Paul Krugman admits that he underestimated the current rate of inflation when assessing the impact of the $1.9-billion “American Rescue Plan” early in 2021. On the other hand, Lawrence Summers warned in February 2021 that inflation might rise too high for comfort. Krugman notes that they both he and Summers used essentially the same model but “had… an argument about magnitudes.” Moreover, Krugman explains,

The multiplier on the rescue plan does, in fact, seem to have been relatively low. A lot of consumers saved those checks; state and local government spending rose by less than one percent of G.D.P. Employment is still below its prepandemic level, and real G.D.P., while it has recovered to roughly its prepandemic trend, hasn’t shot above it.

Yet inflation soared anyway.

Krugman then suggests other possible culprits. First, the economy running “hot,” rather than “cold” as in previous cycles, – close to production capacity, if I understand him correctly. Second, disruptions “associated with adjusting to the pandemic and its aftermath,” Russia’s invasion of Ukraine, and Chinese lockdowns.

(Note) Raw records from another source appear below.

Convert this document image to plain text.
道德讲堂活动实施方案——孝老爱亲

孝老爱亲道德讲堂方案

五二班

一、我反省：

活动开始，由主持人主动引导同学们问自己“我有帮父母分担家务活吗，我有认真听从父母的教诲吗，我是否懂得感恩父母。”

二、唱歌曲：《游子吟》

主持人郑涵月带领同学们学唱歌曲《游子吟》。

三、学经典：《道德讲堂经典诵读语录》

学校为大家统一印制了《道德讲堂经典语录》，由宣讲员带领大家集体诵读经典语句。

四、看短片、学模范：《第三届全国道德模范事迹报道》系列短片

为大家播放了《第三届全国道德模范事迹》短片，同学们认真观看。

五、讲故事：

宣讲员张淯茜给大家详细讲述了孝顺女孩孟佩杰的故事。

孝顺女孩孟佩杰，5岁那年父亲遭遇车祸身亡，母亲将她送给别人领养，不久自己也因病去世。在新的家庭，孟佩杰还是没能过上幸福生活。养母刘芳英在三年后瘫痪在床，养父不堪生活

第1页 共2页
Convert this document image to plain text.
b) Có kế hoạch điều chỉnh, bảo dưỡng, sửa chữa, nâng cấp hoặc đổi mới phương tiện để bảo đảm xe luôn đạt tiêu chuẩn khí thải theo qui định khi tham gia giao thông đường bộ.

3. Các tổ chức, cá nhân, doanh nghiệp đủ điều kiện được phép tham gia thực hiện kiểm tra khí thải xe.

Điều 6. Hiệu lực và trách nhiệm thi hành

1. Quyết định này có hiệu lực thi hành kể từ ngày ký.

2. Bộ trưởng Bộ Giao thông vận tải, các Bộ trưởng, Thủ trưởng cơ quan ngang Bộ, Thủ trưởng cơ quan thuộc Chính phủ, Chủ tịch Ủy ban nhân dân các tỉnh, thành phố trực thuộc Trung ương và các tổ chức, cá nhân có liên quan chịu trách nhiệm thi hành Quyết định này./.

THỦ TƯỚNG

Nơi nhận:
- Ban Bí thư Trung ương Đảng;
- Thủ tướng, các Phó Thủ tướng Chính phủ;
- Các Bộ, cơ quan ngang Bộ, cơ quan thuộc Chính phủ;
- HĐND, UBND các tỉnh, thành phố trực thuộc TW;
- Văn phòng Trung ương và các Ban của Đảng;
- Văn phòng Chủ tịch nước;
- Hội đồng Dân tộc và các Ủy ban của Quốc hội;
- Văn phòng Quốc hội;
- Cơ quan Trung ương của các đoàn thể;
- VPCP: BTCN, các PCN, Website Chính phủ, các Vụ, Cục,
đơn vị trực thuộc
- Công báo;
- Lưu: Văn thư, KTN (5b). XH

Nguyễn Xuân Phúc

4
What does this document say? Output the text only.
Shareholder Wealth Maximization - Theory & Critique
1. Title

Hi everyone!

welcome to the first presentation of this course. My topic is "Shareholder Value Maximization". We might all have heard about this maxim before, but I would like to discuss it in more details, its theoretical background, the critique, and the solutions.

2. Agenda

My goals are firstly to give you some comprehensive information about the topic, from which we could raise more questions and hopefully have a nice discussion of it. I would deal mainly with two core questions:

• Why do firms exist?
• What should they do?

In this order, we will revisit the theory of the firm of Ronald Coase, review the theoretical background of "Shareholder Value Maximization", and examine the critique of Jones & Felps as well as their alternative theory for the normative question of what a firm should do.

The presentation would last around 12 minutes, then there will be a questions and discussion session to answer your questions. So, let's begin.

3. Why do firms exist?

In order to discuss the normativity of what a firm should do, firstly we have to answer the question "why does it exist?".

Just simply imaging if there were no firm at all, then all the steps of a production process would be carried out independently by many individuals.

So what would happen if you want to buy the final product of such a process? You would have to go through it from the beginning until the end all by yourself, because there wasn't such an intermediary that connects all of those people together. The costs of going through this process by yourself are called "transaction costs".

On a recent MSNBC show with Mica Brzezinski, Krugman even said, “Nobody saw Putin invading Ukraine. I think nobody thought about logistic supply chains…”

Everything sounds like a hyperbole on TV but even toned down, this claim is difficult to accept. Especially the part about supply chains and China. In February 2021, a year into the pandemic, there was enough concern about both supply disruptions and China’s zero-tolerance anti-virus policy.

On Russia and Ukraine, the high likelihood of a Russian assault was a minority view until it actually happened but there were warning sings already in the spring of 2021. Note, for instance, this discussion at the Wilson Center in April 2021. Also, a post on this blog from April 3, 2021.

It was probably a case of not paying enough attention to developments in the wider world.